On Tuesday the sixth hearing into the Calciopoli trial will take place in the Tribunal of Naples where it is expected Judge Teresa Casoria and attorneys Giuseppe Narducci and Stefano Capuano will make a decision over the telephone call transcripts that were presented to them during last week's hearing.
Back then Luciano Moggi's legal team showed the court evidence of phone calls which allege that the then Inter president Giacinto Facchetti spoke with referee designators. Other calls came to light in which Palermo, Roma, Bologna, Cagliari and Udinese are all accused of having spoken with designators too.
The FIGC will be keen to hear what steps Casoria will take. Last week she accepted Moggi's evidence at the hearing. Tomorrow a decision will be taken as to whether the evidence is admissible.
The Italian FA could open their own investigation into the 2006 sporting process depending on Casoria's decision. Narducci and Capuano are also expected to question Moggi over the Sim Card affair. They feel the cards were used to speak with referees and designators, though Moggi has always insisted they were solely for transfer market business.
Should Casoria make an official decision to acquire further information on the 75 calls, it will take around 30 days to have them transcripted. At the trial, Moggi has been accused of Association to Defraud.
Moggi has maintained his innocence and he has said he never spoke with referees, though he will be examined on this during tomorrow's hearing.
"The mother of all interceptions was the one that massacred me for two years, the one where I was accused of indicating five referees, but I never did," he told Controcampo.
"It was all a game, but a game that was never revealed because I had said to put referee Tombolini, instead there was referee Rodomonti.
"And, I remember that before the Inter - Juve match, Facchetti had called Bergamo to ask for Collina.
"As for the Swiss Sim Cards, they were for the transfer market."
After last week's hearing, 11 clubs were all accused of speaking to designators. Those 11 are Juventus, Milan, Lazio, Fiorentina, and Reggina who were all punished from the sporting trial in 2006, and the new clubs that emerged from Moggi's evidence. Inter, Palermo, Roma, Bologna, Cagliari and Udinese.
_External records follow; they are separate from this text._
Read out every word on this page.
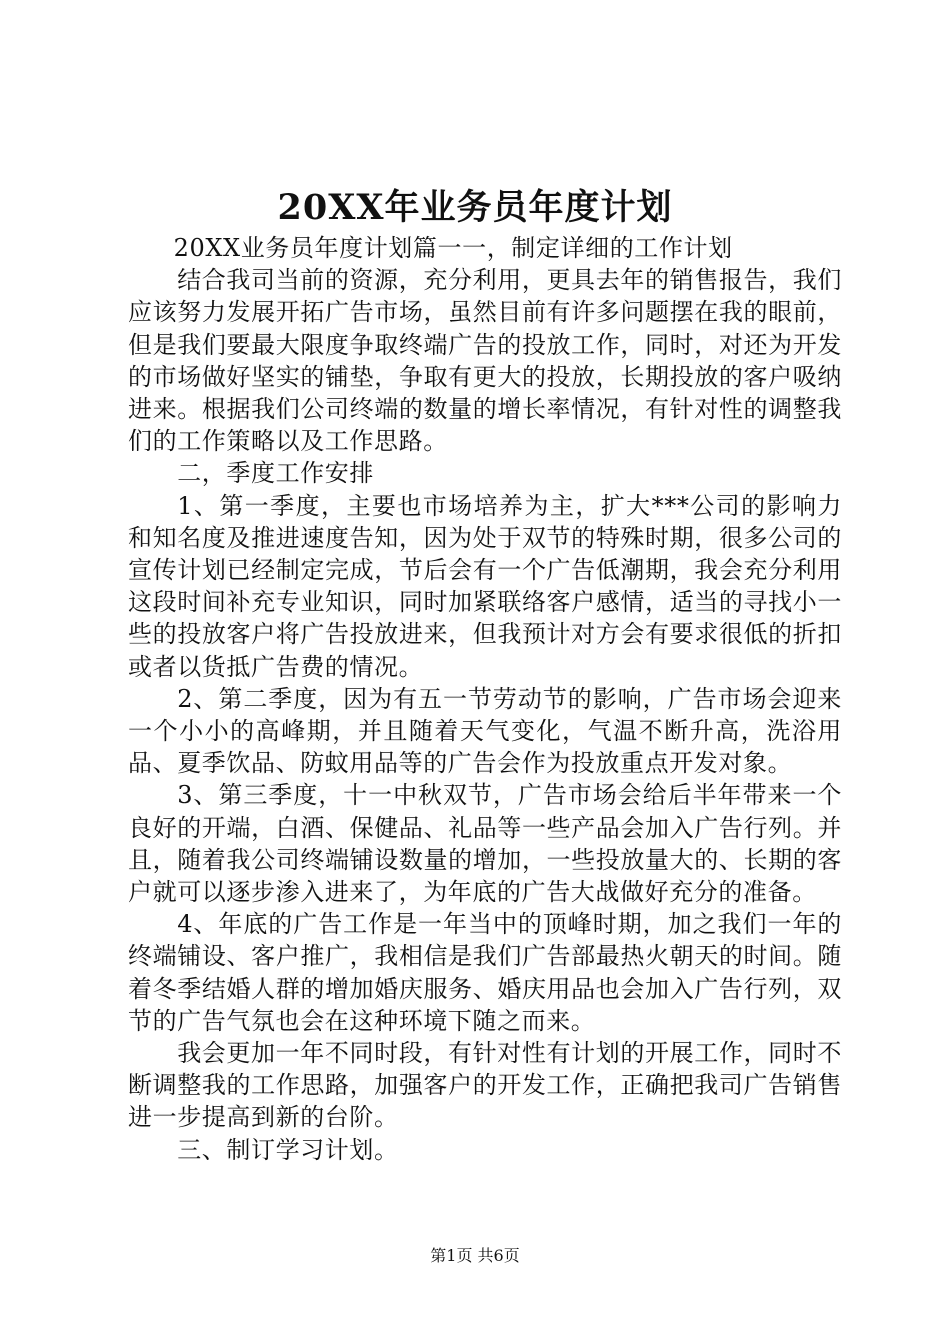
20XX年业务员年度计划

20XX业务员年度计划篇一一，制定详细的工作计划

结合我司当前的资源，充分利用，更具去年的销售报告，我们应该努力发展开拓广告市场，虽然目前有许多问题摆在我的眼前，但是我们要最大限度争取终端广告的投放工作，同时，对还为开发的市场做好坚实的铺垫，争取有更大的投放，长期投放的客户吸纳进来。根据我们公司终端的数量的增长率情况，有针对性的调整我们的工作策略以及工作思路。

二，季度工作安排

1、第一季度，主要也市场培养为主，扩大***公司的影响力和知名度及推进速度告知，因为处于双节的特殊时期，很多公司的宣传计划已经制定完成，节后会有一个广告低潮期，我会充分利用这段时间补充专业知识，同时加紧联络客户感情，适当的寻找小一些的投放客户将广告投放进来，但我预计对方会有要求很低的折扣或者以货抵广告费的情况。

2、第二季度，因为有五一节劳动节的影响，广告市场会迎来一个小小的高峰期，并且随着天气变化，气温不断升高，洗浴用品、夏季饮品、防蚊用品等的广告会作为投放重点开发对象。

3、第三季度，十一中秋双节，广告市场会给后半年带来一个良好的开端，白酒、保健品、礼品等一些产品会加入广告行列。并且，随着我公司终端铺设数量的增加，一些投放量大的、长期的客户就可以逐步渗入进来了，为年底的广告大战做好充分的准备。

4、年底的广告工作是一年当中的顶峰时期，加之我们一年的终端铺设、客户推广，我相信是我们广告部最热火朝天的时间。随着冬季结婚人群的增加婚庆服务、婚庆用品也会加入广告行列，双节的广告气氛也会在这种环境下随之而来。

我会更加一年不同时段，有针对性有计划的开展工作，同时不断调整我的工作思路，加强客户的开发工作，正确把我司广告销售进一步提高到新的台阶。

三、制订学习计划。

第1页 共6页
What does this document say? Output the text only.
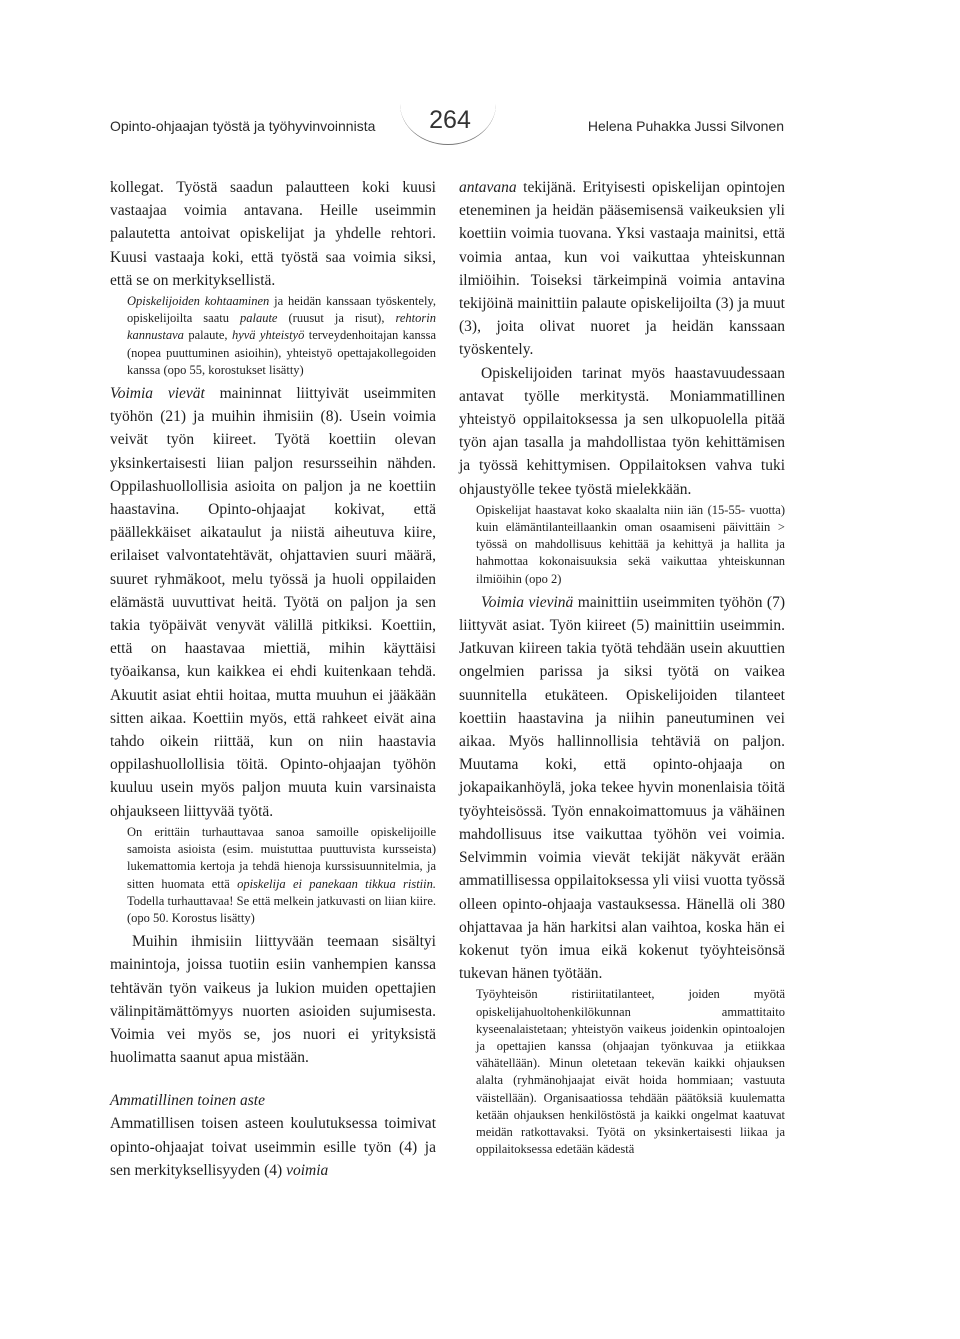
Opinto-ohjaajan työstä ja työhyvinvoinnista 264	Helena Puhakka Jussi Silvonen

kollegat. Työstä saadun palautteen koki kuusi vastaajaa voimia antavana. Heille useimmin palautetta antoivat opiskelijat ja yhdelle rehtori. Kuusi vastaaja koki, että työstä saa voimia siksi, että se on merkityksellistä.

Opiskelijoiden kohtaaminen ja heidän kanssaan työskentely, opiskelijoilta saatu palaute (ruusut ja risut), rehtorin kannustava palaute, hyvä yhteistyö terveydenhoitajan kanssa (nopea puuttuminen asioihin), yhteistyö opettajakollegoiden kanssa (opo 55, korostukset lisätty)

Voimia vievät maininnat liittyivät useimmiten työhön (21) ja muihin ihmisiin (8). Usein voimia veivät työn kiireet. Työtä koettiin olevan yksinkertaisesti liian paljon resursseihin nähden. Oppilashuollollisia asioita on paljon ja ne koettiin haastavina. Opinto-ohjaajat kokivat, että päällekkäiset aikataulut ja niistä aiheutuva kiire, erilaiset valvontatehtävät, ohjattavien suuri määrä, suuret ryhmäkoot, melu työssä ja huoli oppilaiden elämästä uuvuttivat heitä. Työtä on paljon ja sen takia työpäivät venyvät välillä pitkiksi. Koettiin, että on haastavaa miettiä, mihin käyttäisi työaikansa, kun kaikkea ei ehdi kuitenkaan tehdä. Akuutit asiat ehtii hoitaa, mutta muuhun ei jääkään sitten aikaa. Koettiin myös, että rahkeet eivät aina tahdo oikein riittää, kun on niin haastavia oppilashuollollisia töitä. Opinto-ohjaajan työhön kuuluu usein myös paljon muuta kuin varsinaista ohjaukseen liittyvää työtä.

On erittäin turhauttavaa sanoa samoille opiskelijoille samoista asioista (esim. muistuttaa puuttuvista kursseista) lukemattomia kertoja ja tehdä hienoja kurssisuunnitelmia, ja sitten huomata että opiskelija ei panekaan tikkua ristiin. Todella turhauttavaa! Se että melkein jatkuvasti on liian kiire. (opo 50. Korostus lisätty)

Muihin ihmisiin liittyvään teemaan sisältyi mainintoja, joissa tuotiin esiin vanhempien kanssa tehtävän työn vaikeus ja lukion muiden opettajien välinpitämättömyys nuorten asioiden sujumisesta. Voimia vei myös se, jos nuori ei yrityksistä huolimatta saanut apua mistään.

Ammatillinen toinen aste

Ammatillisen toisen asteen koulutuksessa toimivat opinto-ohjaajat toivat useimmin esille työn (4) ja sen merkityksellisyyden (4) voimia

antavana tekijänä. Erityisesti opiskelijan opintojen eteneminen ja heidän pääsemisensä vaikeuksien yli koettiin voimia tuovana. Yksi vastaaja mainitsi, että voimia antaa, kun voi vaikuttaa yhteiskunnan ilmiöihin. Toiseksi tärkeimpinä voimia antavina tekijöinä mainittiin palaute opiskelijoilta (3) ja muut (3), joita olivat nuoret ja heidän kanssaan työskentely.

Opiskelijoiden tarinat myös haastavuudessaan antavat työlle merkitystä. Moniammatillinen yhteistyö oppilaitoksessa ja sen ulkopuolella pitää työn ajan tasalla ja mahdollistaa työn kehittämisen ja työssä kehittymisen. Oppilaitoksen vahva tuki ohjaustyölle tekee työstä mielekkään.

Opiskelijat haastavat koko skaalalta niin iän (15-55- vuotta) kuin elämäntilanteillaankin oman osaamiseni päivittäin > työssä on mahdollisuus kehittää ja kehittyä ja hallita ja hahmottaa kokonaisuuksia sekä vaikuttaa yhteiskunnan ilmiöihin (opo 2)

Voimia vievinä mainittiin useimmiten työhön (7) liittyvät asiat. Työn kiireet (5) mainittiin useimmin. Jatkuvan kiireen takia työtä tehdään usein akuuttien ongelmien parissa ja siksi työtä on vaikea suunnitella etukäteen. Opiskelijoiden tilanteet koettiin haastavina ja niihin paneutuminen vei aikaa. Myös hallinnollisia tehtäviä on paljon. Muutama koki, että opinto-ohjaaja on jokapaikanhöylä, joka tekee hyvin monenlaisia töitä työyhteisössä. Työn ennakoimattomuus ja vähäinen mahdollisuus itse vaikuttaa työhön vei voimia. Selvimmin voimia vievät tekijät näkyvät erään ammatillisessa oppilaitoksessa yli viisi vuotta työssä olleen opinto-ohjaaja vastauksessa. Hänellä oli 380 ohjattavaa ja hän harkitsi alan vaihtoa, koska hän ei kokenut työn imua eikä kokenut työyhteisönsä tukevan hänen työtään.

Työyhteisön ristiriitatilanteet, joiden myötä opiskelijahuoltohenkilökunnan ammattitaito kyseenalaistetaan; yhteistyön vaikeus joidenkin opintoalojen ja opettajien kanssa (ohjaajan työnkuvaa ja etiikkaa vähätellään). Minun oletetaan tekevän kaikki ohjauksen alalta (ryhmänohjaajat eivät hoida hommiaan; vastuuta väistellään). Organisaatiossa tehdään päätöksiä kuulematta ketään ohjauksen henkilöstöstä ja kaikki ongelmat kaatuvat meidän ratkottavaksi. Työtä on yksinkertaisesti liikaa ja oppilaitoksessa edetään kädestä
However, two more clubs are alleged to have been in contact with referee chiefs at the time. They are Livorno and Chievo.
Tuttosport have published extracts of calls involving Livorno president Aldo Spinelli and Paolo Bergamo, and Chievo chief Luca Campedelli and Pier Luigi Pairetto.
Spinelli: Are you in Livorno?
Bergamo: Yes. I am in Livorno.
Spinelli: Can I see you for five minutes?
Bergamo: Yes, but when and where?
Spinelli: No, I will be there in 30 minutes. Are you in office?
Bergamo: I am in office for about an hour. When will you be here?
Spinelli: Ok I will come to you. 12 ok?
Bergamo: Yeah sure.
In another call, Chievo's Campedelli moans about a referee and asks Pairetto not to send those who lack experience.
Campedelli: I had hoped you'd call me... never mind.
Pairetto: Sorry, I changed phone and lost some numbers.
Campedelli: It's not possible that for such a delicate game someone like [referee] Rocchi arrives. He completely lost his head.
Pairetto explains that he had made a grid of referees that included Collina and Rosetti, but Campedelli is still annoyed.
Campedelli: Look, sorry, but here it's about who shouts the most. De Luca talks, Della Valle talks and Cellino talks.